A number is a number is a number.

Despite some searching, I'm still unsure what this phrase means.

  • 1
    Probably the best known example of this is "a rose is a rose is..." from a Gertrude Stein poem. You'll find plenty of analysis if you google that instead of "a number is..."
    – Jim Mack
    Apr 22 at 23:28

2 Answers 2


The construction may be understood as an emphasis, a defining emphasis, an emphasis that stops further discussion of "blank".

"A number is a number" is a truism that could be interpreted to mean that a number is a number (agreed as an obvious superfluous statement, but there may be possible nuances and differences that depend on circumstance or interpretation).

For example "A number is a number" is unquestionably true, but most mathematicians immediately think "Yes, but what sort of number? real, integer, rational, irrational, imaginary ... and so forth).
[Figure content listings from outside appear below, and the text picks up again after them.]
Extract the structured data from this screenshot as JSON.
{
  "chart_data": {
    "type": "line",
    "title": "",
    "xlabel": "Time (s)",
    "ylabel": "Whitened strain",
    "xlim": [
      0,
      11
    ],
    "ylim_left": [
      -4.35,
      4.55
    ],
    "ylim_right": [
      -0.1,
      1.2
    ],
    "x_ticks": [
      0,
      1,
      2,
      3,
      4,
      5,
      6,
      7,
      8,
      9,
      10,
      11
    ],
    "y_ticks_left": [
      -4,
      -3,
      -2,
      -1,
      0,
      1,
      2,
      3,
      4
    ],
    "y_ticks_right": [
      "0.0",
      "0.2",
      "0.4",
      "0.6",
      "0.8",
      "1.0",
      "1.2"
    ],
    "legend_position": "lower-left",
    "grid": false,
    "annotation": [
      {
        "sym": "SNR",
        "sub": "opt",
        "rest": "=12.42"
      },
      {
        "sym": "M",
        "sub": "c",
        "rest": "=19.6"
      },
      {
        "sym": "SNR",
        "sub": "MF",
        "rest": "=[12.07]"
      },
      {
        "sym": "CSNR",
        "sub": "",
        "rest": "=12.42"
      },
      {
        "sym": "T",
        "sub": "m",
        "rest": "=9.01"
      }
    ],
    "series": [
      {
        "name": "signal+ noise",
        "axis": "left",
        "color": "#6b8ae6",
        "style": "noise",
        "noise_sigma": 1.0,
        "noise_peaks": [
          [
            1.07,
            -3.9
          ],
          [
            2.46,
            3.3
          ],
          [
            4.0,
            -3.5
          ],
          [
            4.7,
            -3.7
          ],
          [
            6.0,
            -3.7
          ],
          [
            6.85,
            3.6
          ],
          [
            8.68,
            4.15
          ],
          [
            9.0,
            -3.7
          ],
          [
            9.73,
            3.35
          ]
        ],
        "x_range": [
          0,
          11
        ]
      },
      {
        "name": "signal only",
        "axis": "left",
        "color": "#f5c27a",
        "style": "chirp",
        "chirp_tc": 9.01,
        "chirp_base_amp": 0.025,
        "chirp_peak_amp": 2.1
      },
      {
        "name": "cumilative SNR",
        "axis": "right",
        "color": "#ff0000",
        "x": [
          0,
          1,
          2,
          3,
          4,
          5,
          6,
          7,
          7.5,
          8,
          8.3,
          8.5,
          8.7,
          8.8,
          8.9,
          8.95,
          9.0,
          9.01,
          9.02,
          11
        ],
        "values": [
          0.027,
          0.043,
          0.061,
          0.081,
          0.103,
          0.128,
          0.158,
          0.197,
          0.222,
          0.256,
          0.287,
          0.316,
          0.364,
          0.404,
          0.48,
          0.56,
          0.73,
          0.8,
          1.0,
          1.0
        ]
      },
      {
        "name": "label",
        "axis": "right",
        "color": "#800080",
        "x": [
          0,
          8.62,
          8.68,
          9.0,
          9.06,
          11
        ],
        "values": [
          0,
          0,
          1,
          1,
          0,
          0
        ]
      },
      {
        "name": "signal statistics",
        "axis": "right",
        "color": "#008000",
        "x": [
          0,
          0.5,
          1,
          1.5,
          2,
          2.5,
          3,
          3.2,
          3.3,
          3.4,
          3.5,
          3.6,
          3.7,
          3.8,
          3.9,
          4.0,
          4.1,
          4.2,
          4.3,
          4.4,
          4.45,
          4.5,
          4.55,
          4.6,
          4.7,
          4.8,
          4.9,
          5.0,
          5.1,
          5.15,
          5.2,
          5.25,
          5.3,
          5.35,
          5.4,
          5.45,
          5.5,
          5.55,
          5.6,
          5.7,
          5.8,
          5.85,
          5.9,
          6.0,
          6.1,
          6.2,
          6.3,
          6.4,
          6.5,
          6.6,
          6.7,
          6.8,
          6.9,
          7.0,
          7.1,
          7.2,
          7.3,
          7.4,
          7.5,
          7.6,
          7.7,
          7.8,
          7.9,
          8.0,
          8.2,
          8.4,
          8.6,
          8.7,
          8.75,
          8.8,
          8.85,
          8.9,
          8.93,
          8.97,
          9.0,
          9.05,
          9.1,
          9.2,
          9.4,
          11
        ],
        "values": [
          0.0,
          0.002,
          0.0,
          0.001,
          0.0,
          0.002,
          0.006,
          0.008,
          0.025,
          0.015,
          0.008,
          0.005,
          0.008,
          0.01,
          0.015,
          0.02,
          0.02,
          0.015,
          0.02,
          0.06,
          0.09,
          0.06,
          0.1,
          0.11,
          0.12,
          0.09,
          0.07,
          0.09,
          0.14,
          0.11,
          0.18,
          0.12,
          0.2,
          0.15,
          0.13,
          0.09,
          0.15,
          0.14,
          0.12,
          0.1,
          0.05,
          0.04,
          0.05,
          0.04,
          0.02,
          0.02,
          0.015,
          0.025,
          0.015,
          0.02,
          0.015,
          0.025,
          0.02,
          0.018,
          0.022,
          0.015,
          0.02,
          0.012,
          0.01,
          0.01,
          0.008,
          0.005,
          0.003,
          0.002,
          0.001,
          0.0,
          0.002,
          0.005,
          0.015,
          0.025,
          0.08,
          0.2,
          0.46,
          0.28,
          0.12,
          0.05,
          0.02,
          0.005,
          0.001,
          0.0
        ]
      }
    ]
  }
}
To say "a number is a number is a number" is to say that there is no need or purpose in considering any of these questions. A number is a number, and that is the end of the matter; think no further; any more speculation or qualification, as to what sort of number or any other issues, is not required or wanted.

  • I hazard a guess that the downvoter is not a mathematician.
    – Anton
    Apr 23 at 7:39

"An X is an X is an X" -> (i) All [the] Xs are the same; (ii) in this example: "There is nothing special about the number that you are referring to, or any other number."